75 Il s’ensuit que la restriction aux mouvements de capitaux, au sens de l’article 63, paragraphe 1, TFUE, résultant d’une réglementation nationale telle que celle en cause au principal, dans la mesure où elle est relative à la non-déductibilité des obligations liées aux parts réservataires, ne saurait être justifiée ni par la nécessité de préserver la cohérence du système fiscal allemand ni par le principe de territorialité et la nécessité d’assurer une répartition équilibrée du pouvoir d’imposition entre les États membres.
76 Dès lors, il convient de répondre à la seconde question que les articles 63 et 65 TFUE doivent être interprétés en ce sens qu’ils s’opposent à une réglementation d’un État membre relative au calcul des droits de succession qui prévoit que, en cas de transmission d’immeubles situés sur le territoire national, lorsque, à la date du décès, ni le défunt ni l’héritier n’avaient leur domicile ou leur résidence habituelle dans cet État membre, les obligations liées aux parts réservataires ne sont pas déductibles, en tant que passif successoral, de la valeur de la succession, alors que ces obligations peuvent être intégralement déduites si au moins l’un d’entre eux avait, à la même date, son domicile ou sa résidence habituelle dans ledit État membre.
Sur les dépens
77 La procédure revêtant, à l’égard des parties au principal, le caractère d’un incident soulevé devant la juridiction de renvoi, il appartient à celle-ci de statuer sur les dépens. Les frais exposés pour soumettre des observations à la Cour, autres que ceux desdites parties, ne peuvent faire l’objet d’un remboursement.
Par ces motifs, la Cour (cinquième chambre) dit pour droit :
1) Les articles 63 et 65 TFUE doivent être interprétés en ce sens qu’ils ne s’opposent pas à une réglementation d’un État membre relative au calcul des droits de succession qui prévoit que, en cas de transmission d’immeubles situés sur le territoire national, lorsque, à la date du décès, ni le défunt ni l’héritier n’avaient leur domicile ou leur résidence habituelle dans cet État membre, l’abattement sur la base imposable est diminué, par rapport à l’abattement appliqué lorsque au moins l’un d’entre eux avait, à la même date, son domicile ou sa résidence habituelle dans ledit État membre, d’un montant correspondant à la part que représente la valeur du patrimoine qui n’est pas soumis à imposition dans ce même État membre par rapport à la valeur de l’ensemble de la masse successorale.

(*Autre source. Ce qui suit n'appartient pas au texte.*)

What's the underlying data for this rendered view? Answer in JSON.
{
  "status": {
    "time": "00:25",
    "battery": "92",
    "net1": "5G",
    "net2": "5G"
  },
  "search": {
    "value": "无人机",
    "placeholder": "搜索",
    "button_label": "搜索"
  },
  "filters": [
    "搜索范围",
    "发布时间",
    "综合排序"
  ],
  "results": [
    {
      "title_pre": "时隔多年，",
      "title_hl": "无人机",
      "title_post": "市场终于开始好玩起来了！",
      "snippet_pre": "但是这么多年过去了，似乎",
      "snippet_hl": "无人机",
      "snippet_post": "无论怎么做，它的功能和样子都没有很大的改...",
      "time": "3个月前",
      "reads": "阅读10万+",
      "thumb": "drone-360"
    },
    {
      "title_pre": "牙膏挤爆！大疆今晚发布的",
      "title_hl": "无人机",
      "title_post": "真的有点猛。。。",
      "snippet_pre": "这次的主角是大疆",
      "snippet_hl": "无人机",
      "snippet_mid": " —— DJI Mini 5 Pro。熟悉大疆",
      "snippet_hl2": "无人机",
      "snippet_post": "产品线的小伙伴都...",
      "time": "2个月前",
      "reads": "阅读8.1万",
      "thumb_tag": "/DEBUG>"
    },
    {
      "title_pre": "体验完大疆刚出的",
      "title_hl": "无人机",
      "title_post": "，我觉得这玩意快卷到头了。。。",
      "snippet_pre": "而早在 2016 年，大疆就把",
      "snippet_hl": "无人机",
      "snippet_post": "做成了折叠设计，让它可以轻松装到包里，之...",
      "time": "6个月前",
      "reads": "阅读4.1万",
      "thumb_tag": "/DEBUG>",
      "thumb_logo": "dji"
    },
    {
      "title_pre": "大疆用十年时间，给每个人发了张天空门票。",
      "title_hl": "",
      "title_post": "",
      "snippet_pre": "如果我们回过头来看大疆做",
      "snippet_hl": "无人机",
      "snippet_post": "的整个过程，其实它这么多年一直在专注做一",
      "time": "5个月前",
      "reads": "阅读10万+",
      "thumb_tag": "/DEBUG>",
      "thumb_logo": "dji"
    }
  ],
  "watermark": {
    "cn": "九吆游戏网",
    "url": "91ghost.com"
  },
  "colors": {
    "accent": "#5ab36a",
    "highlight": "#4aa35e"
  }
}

2) Les articles 63 et 65 TFUE doivent être interprétés en ce sens qu’ils s’opposent à une réglementation d’un État membre relative au calcul des droits de succession qui prévoit que, en cas de transmission d’immeubles situés sur le territoire national, lorsque, à la date du décès, ni le défunt ni l’héritier n’avaient leur domicile ou leur résidence habituelle dans cet État membre, les obligations liées aux parts réservataires ne sont pas déductibles, en tant que passif successoral, de la valeur de la succession, alors que ces obligations peuvent être intégralement déduites si au moins l’un d’entre eux avait, à la même date, son domicile ou sa résidence habituelle dans ledit État membre.